The rest of the skeleton of the Theriodontia is by no means so well known as the skull and teeth. But from what is known, other mammalian characters can be pointed out. Perhaps the most striking mammalian feature is to be found in the scapula of Cynognathus. It is in this creature somewhat narrow and elongated; but it has a well-marked spine, ending in a hooked acromion. Now it is to be noted in support, so far, of the diphyletic origin of mammals, that in the Monotreme, as in Whales indeed, the spine forms the anterior border of the scapula, and is coincident with it, there being thus no prescapula at all in the Monotreme, and only a trace of it in certain Whales.[3] Whether the multituberculate Tritylodon or Diademodon had a scapula after the Monotreme pattern is not known; but it is clear that the scapula of the triconodont Cynognathus is quite after the pattern of the Eutherian scapula. Furthermore, Professor Seeley is of opinion that the coracoid was relatively small, and indeed smaller than the same bone in Edentates, and a fortiori than in Monotremes. Another fact of structure which points also, possibly, in the direction of a diphyletic origin for the Mammalia, is the double-headed ribs of Cynognathus. As is well known, the ribs of the Monotremata have only the central head, the capitulum.

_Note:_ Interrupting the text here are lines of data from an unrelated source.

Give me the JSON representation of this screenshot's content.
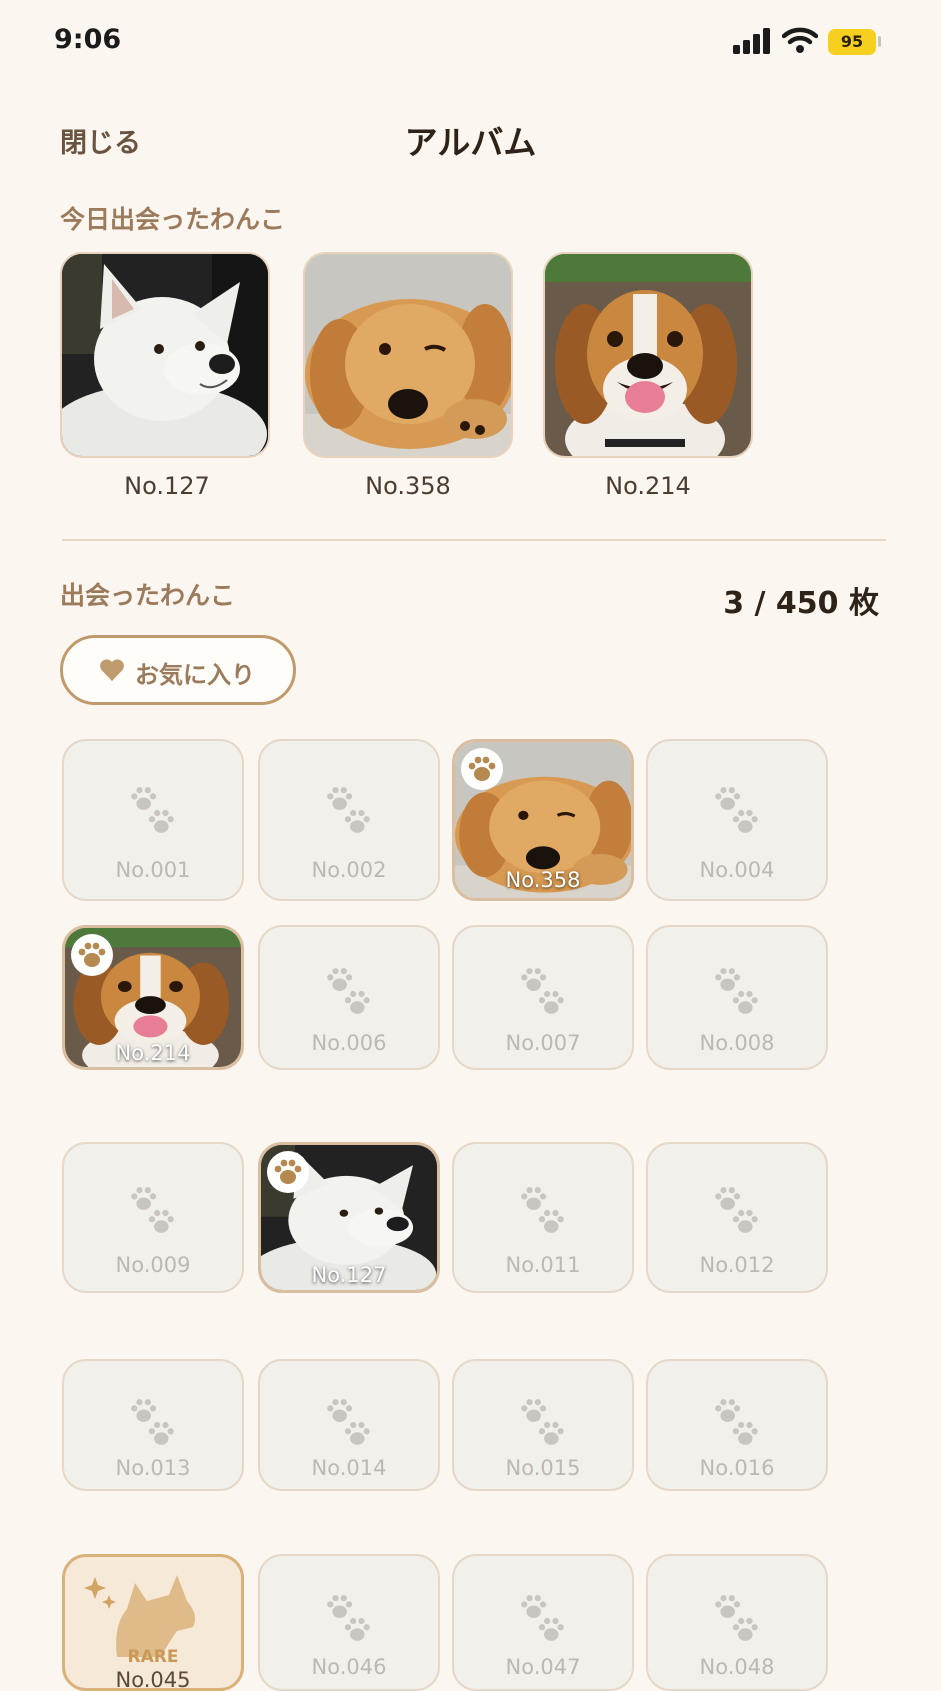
{
  "status_bar": {
    "time": "9:06",
    "battery": "95"
  },
  "header": {
    "close_label": "閉じる",
    "title": "アルバム"
  },
  "today": {
    "section_label": "今日出会ったわんこ",
    "dogs": [
      {
        "number": "No.127",
        "breed_icon": "white-dog"
      },
      {
        "number": "No.358",
        "breed_icon": "golden-dog"
      },
      {
        "number": "No.214",
        "breed_icon": "beagle-dog"
      }
    ]
  },
  "collection": {
    "section_label": "出会ったわんこ",
    "count": "3 / 450 枚",
    "favorite_label": "お気に入り",
    "rare_label": "RARE",
    "cells": [
      {
        "number": "No.001",
        "state": "locked"
      },
      {
        "number": "No.002",
        "state": "locked"
      },
      {
        "number": "No.358",
        "state": "photo",
        "dog": "golden-dog"
      },
      {
        "number": "No.004",
        "state": "locked"
      },
      {
        "number": "No.214",
        "state": "photo",
        "dog": "beagle-dog"
      },
      {
        "number": "No.006",
        "state": "locked"
      },
      {
        "number": "No.007",
        "state": "locked"
      },
      {
        "number": "No.008",
        "state": "locked"
      },
      {
        "number": "No.009",
        "state": "locked"
      },
      {
        "number": "No.127",
        "state": "photo",
        "dog": "white-dog"
      },
      {
        "number": "No.011",
        "state": "locked"
      },
      {
        "number": "No.012",
        "state": "locked"
      },
      {
        "number": "No.013",
        "state": "locked"
      },
      {
        "number": "No.014",
        "state": "locked"
      },
      {
        "number": "No.015",
        "state": "locked"
      },
      {
        "number": "No.016",
        "state": "locked"
      },
      {
        "number": "No.045",
        "state": "rare"
      },
      {
        "number": "No.046",
        "state": "locked"
      },
      {
        "number": "No.047",
        "state": "locked"
      },
      {
        "number": "No.048",
        "state": "locked"
      }
    ]
  },
  "colors": {
    "accent": "#bf9a6c",
    "background": "#fcf6f0",
    "rare": "#d9b27a"
  }
}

As a general mark of affinity with mammals the reduction of the intercentra in Cynognathus may be noted, and also the existence of a small though perfectly obvious obturator-foramen, separating the pubis from the ischium. There are further details which tend in the same direction. And we shall probably not go far wrong in the present state of our knowledge if we assign the origin of the mammals to some type which would be included in the order Theriodontia or at least in the sub-class Theromorpha.



  1. A series of papers in the Phil. Trans. for 1888-96, of which a useful abstract by Professor Osborn was published in the American Naturalist, 1898, p. 309; see also Cambr. Nat. Hist. viii. 1901, p. 303.
  2. Cf. vol. viii. p. 82.
  3. It may be necessary to exclude the Whales from the comparison.